PRESENT: : RUDOLPH, P.J., ANGIOLILLO and LIPPMAN, JJ
2005-1443 D CR.

THE PEOPLE OF THE STATE OF NEW YORK, Respondent,

against

William P. Smith, Appellant.


Appeal by defendant from a judgment of the Justice Court of the Town of Hyde Park, Dutchess County (John M. Kennedy, J.), rendered December 28, 2004. The judgment convicted defendant, after a nonjury trial, of speeding.


Judgment of conviction affirmed.

The uncorroborated opinion testimony of a qualified police officer as to his or her visual estimate that defendant's vehicle's rate of speed exceeded the speed limit by 20 miles an hour is legally sufficient to support a conviction for violating section 1180 of the Vehicle and Traffic Law since "the variance between the estimated speed and maximum permissible speed is sufficiently wide so that [the factfinder] may be certain beyond a reasonable doubt that the defendant exceeded the permissible limit" (People v Olsen, 22 NY2d 230, 232 [1968]; People v Heyser, 2 NY2d 390, 394 [1957]; People v Ramaker, 9 Misc 3d 131[A], 2005 NY Slip Op 51592[U] [App Term, 9th & 10th Jud Dists]; People v Crawford, 5 Misc 3d 137[A], 2004 NY Slip Op 51558[U] [App Term, 9th & 10th Jud Dists]). Further, the opinion evidence was supported by proof of a nearly identical reading by a laser device, the calibration and accuracy of which was established at trial (e.g. Matter of Clarke v Martinez, 14 AD3d 612, 613 [2005]; People v Heting Chu, 2002 NY Slip Op 40439[U] [App Term, 9th & 10th Jud Dists]). Defendant's claim that the laser device might have detected the speed of a different vehicle "is [*2]speculation and the court was entitled to credit the officer's testimony to the contrary" (People v Earley, 7 Misc 3d 139[A], 2005 NY Slip Op 50873[U] [App Term, 9th & 10th Jud Dists]).

Viewed in the light most favorable to the People (People v Contes, 60 NY2d 620 [1983]), the evidence was legally sufficient to support the conviction. It cannot be said that the testimony of the prosecuting officer was so marred by material discrepancies (People v Pazmino, 179 AD2d 385, 386 [1992]) or inherent improbabilities as to be "incredible as a matter of law" (People v Gruttola, 43 NY2d 116, 122 [1977]; see also People v Garafolo, 44 AD2d 86, 88 [1974]). In the exercise of our factual review power, we find that the verdict was not against the weight of the evidence (CPL 470.15 [5]).
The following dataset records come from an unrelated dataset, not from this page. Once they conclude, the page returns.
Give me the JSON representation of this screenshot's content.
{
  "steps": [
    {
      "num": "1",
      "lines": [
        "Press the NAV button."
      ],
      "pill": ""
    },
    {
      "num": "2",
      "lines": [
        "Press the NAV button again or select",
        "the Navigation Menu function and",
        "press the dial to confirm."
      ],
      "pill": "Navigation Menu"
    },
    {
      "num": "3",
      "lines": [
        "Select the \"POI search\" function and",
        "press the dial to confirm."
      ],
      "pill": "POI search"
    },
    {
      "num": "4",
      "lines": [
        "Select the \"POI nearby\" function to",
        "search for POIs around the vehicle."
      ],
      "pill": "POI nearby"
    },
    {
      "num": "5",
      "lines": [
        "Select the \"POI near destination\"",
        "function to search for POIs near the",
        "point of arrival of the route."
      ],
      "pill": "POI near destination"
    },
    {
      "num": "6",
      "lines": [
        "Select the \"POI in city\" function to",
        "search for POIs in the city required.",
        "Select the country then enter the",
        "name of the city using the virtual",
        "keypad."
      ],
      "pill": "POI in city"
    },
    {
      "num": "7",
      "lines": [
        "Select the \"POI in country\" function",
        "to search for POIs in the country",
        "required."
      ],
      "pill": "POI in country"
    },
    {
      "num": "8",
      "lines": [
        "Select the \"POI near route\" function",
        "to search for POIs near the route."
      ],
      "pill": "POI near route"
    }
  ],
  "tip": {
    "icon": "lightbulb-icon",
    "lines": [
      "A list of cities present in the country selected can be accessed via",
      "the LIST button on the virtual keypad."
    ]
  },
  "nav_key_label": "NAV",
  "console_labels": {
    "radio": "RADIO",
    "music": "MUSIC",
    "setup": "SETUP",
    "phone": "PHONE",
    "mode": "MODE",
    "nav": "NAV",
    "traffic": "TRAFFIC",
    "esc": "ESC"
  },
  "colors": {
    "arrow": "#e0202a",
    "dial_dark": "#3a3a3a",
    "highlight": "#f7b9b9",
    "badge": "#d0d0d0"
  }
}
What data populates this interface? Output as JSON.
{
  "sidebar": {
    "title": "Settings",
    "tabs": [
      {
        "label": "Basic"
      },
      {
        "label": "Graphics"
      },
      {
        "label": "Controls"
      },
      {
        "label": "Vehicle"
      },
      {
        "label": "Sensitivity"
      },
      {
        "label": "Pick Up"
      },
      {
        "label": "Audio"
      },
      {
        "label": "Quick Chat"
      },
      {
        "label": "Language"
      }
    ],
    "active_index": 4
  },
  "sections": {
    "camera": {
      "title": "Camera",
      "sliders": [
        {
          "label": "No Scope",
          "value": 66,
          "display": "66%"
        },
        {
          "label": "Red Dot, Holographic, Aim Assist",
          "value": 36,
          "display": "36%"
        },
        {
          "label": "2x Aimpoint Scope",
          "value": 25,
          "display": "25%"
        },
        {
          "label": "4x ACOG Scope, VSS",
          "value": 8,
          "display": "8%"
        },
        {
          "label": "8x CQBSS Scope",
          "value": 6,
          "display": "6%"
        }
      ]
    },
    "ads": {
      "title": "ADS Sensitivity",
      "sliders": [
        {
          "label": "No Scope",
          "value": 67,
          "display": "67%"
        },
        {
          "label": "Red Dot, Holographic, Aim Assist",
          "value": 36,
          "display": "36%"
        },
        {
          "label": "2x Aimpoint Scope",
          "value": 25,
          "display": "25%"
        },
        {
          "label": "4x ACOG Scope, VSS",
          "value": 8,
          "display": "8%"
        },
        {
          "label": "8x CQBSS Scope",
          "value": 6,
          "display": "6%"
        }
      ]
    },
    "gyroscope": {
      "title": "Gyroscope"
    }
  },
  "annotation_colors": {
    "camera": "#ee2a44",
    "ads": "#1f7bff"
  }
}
Defendant's argument regarding the People's failure to prove that the posted 45 mile per hour speed limit conformed to federally-mandated engineering and use requirements is likewise without merit. Vehicle and Traffic Law § 1110 (c) and (d) creates "a legal presumption that a speed ordinance has been properly enacted when signs and traffic devices in approximate conformity with the Vehicle and Traffic Law have been erected" (People v Bradfute, 49 Misc 2d 1092, 1093 [County Ct, Westchester County 1966]; see People v Kesten, 15 NY2d 857 [1965]). Defendant's proof did not establish, by competent evidence, that the posted speed limit violated those requirements.

Rudolph, P.J., Angiolillo and Lippman, JJ., concur.